In spite of, or perhaps because of, his opposition to Wilson's domestic agenda, Volstead was admired and supported by his conservative rural constituents. He was also respected by his Washington, D.C. colleagues. Over the years, he earned a reputation as a hardworking public servant with a fine legal mind. Volstead joined the House Judiciary Committee in 1913. As a committee member, he frequently demonstrated his ability to frame successful bills and to move them through the legislative process.

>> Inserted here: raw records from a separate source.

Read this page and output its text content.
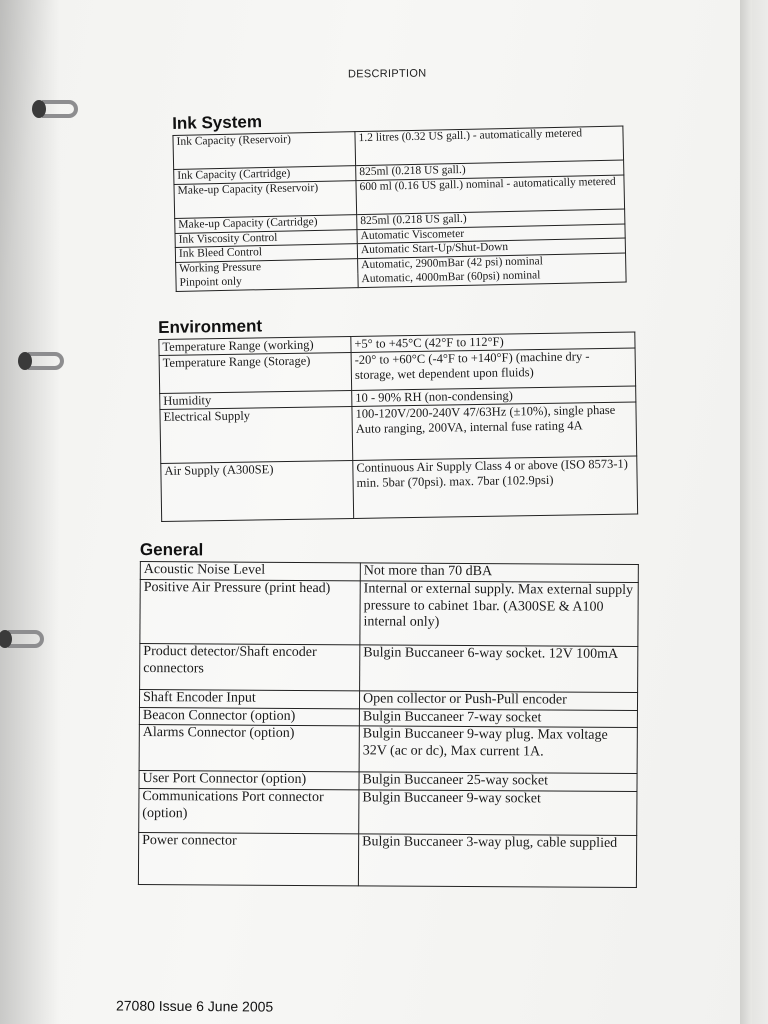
DESCRIPTION
Ink System
Ink Capacity (Reservoir)	1.2 litres (0.32 US gall.) - automatically metered
Ink Capacity (Cartridge)	825ml (0.218 US gall.)
Make-up Capacity (Reservoir)	600 ml (0.16 US gall.) nominal - automatically metered
Make-up Capacity (Cartridge)	825ml (0.218 US gall.)
Ink Viscosity Control	Automatic Viscometer
Ink Bleed Control	Automatic Start-Up/Shut-Down
Working Pressure	Automatic, 2900mBar (42 psi) nominal
Pinpoint only	Automatic, 4000mBar (60psi) nominal
Environment
Temperature Range (working)	+5° to +45°C (42°F to 112°F)
Temperature Range (Storage)	-20° to +60°C (-4°F to +140°F) (machine dry - storage, wet dependent upon fluids)
Humidity	10 - 90% RH (non-condensing)
Electrical Supply	100-120V/200-240V 47/63Hz (±10%), single phase Auto ranging, 200VA, internal fuse rating 4A
Air Supply (A300SE)	Continuous Air Supply Class 4 or above (ISO 8573-1) min. 5bar (70psi). max. 7bar (102.9psi)
General
Acoustic Noise Level	Not more than 70 dBA
Positive Air Pressure (print head)	Internal or external supply. Max external supply pressure to cabinet 1bar. (A300SE & A100 internal only)
Product detector/Shaft encoder connectors	Bulgin Buccaneer 6-way socket. 12V 100mA
Shaft Encoder Input	Open collector or Push-Pull encoder
Beacon Connector (option)	Bulgin Buccaneer 7-way socket
Alarms Connector (option)	Bulgin Buccaneer 9-way plug. Max voltage 32V (ac or dc), Max current 1A.
User Port Connector (option)	Bulgin Buccaneer 25-way socket
Communications Port connector (option)	Bulgin Buccaneer 9-way socket
Power connector	Bulgin Buccaneer 3-way plug, cable supplied
27080 Issue 6 June 2005
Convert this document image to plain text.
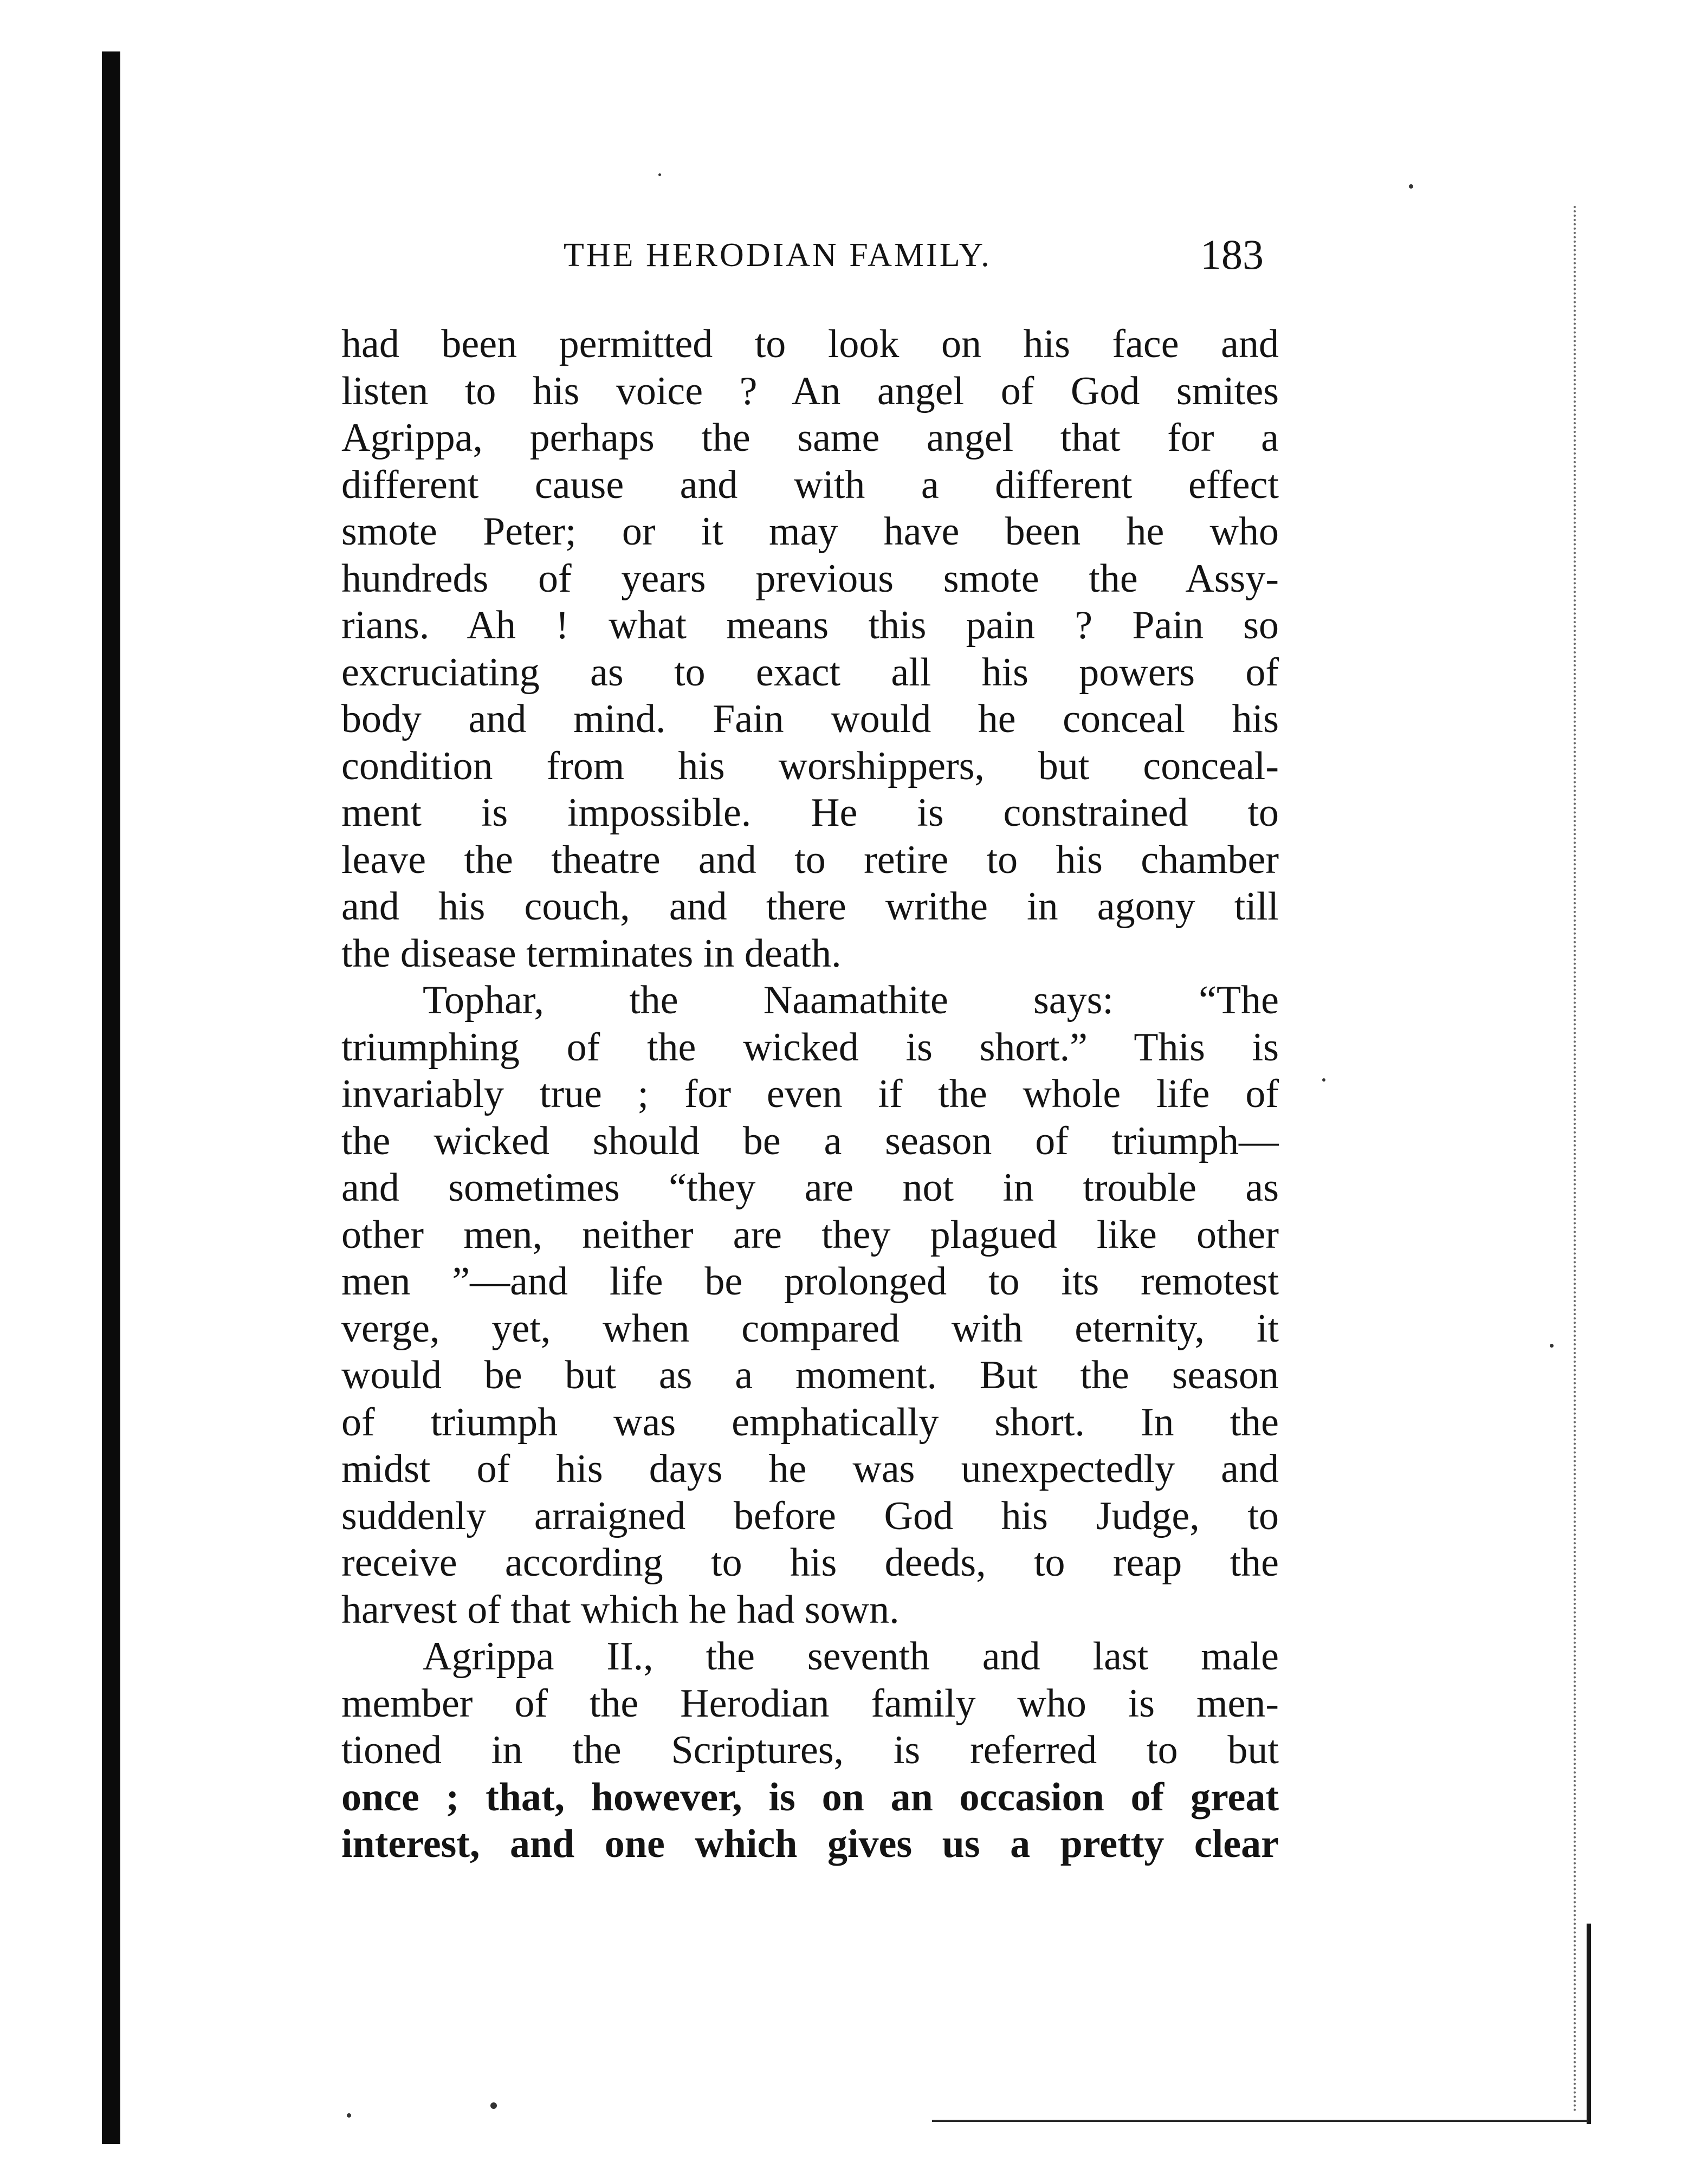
THE HERODIAN FAMILY.	183
had been permitted to look on his face and
listen to his voice ? An angel of God smites
Agrippa, perhaps the same angel that for a
different cause and with a different effect
smote Peter; or it may have been he who
hundreds of years previous smote the Assy-
rians. Ah ! what means this pain ? Pain so
excruciating as to exact all his powers of
body and mind. Fain would he conceal his
condition from his worshippers, but conceal-
ment is impossible. He is constrained to
leave the theatre and to retire to his chamber
and his couch, and there writhe in agony till
the disease terminates in death.
Tophar, the Naamathite says: “The
triumphing of the wicked is short.” This is
invariably true ; for even if the whole life of
the wicked should be a season of triumph—
and sometimes “they are not in trouble as
other men, neither are they plagued like other
men ”—and life be prolonged to its remotest
verge, yet, when compared with eternity, it
would be but as a moment. But the season
of triumph was emphatically short. In the
midst of his days he was unexpectedly and
suddenly arraigned before God his Judge, to
receive according to his deeds, to reap the
harvest of that which he had sown.
Agrippa II., the seventh and last male
member of the Herodian family who is men-
tioned in the Scriptures, is referred to but
once ; that, however, is on an occasion of great
interest, and one which gives us a pretty clear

Volstead's professional skills were put to the test in 1918. Shortly after the passage of the Eighteenth Amendment, he was named chairman of the House Judiciary Committee. In this capacity, he was called upon to draft a new law to enforce Prohibition. Volstead's bill permitted the sale of alcohol for industrial, medicinal, and sacramental purposes. It outlawed any beverage containing more than one-half of one percent of alcohol; provided concurrent state and federal power to allow for the enforcement of stricter state laws; included a SEARCH AND SEIZURE clause; and provided for injunctions against, and the padlocking of, establishments selling alcoholic beverages. The bill was passed in 1919 over President Wilson's VETO.
Although Volstead's bill was less drastic than an earlier measure drafted by Wayne B. Wheeler, of the Anti-Saloon League, and less strict than existing laws in Ohio and New York, it was not well received by those against Prohibition. Passage of the National Prohibition Act forced the quiet Minnesota congressman into the national spotlight, and made him a central figure in the country's ongoing debate between wet and dry factions.
It is somewhat ironic that Volstead became so closely associated with the Prohibition debate. He was a nondrinker who supported Prohibition, but he had never made a speech on the issue before his bill was passed. And, though he was proud of the act that came to carry his name, he expressed disappointment in later years that the Volstead Act got more attention than other legislative contributions that he deemed equally or more important.
In spite of his outstanding record of support for Minnesota farmers, Volstead's notoriety following the passage of the Volstead Act made him vulnerable in reelection bids. A coalition of Prohibition opponents was unable to defeat him in 1920, but two years later, Ole J. Kvale, a Lutheran minister, was elected to replace the ten-term congressman.
Volstead refused to profit from the Prohibition debate, and he turned down lucrative speaking engagements with some regularity. He did, however, continue to support the cause that had cost him reelection. From 1924 to 1931, he lived in St. Paul and served as the legal adviser to the Northwest Prohibition Enforcement District. The Volstead Act was repealed by the Twenty-first Amendment in 1933.
He died in Granite Falls at age eighty-seven, on January 20, 1947.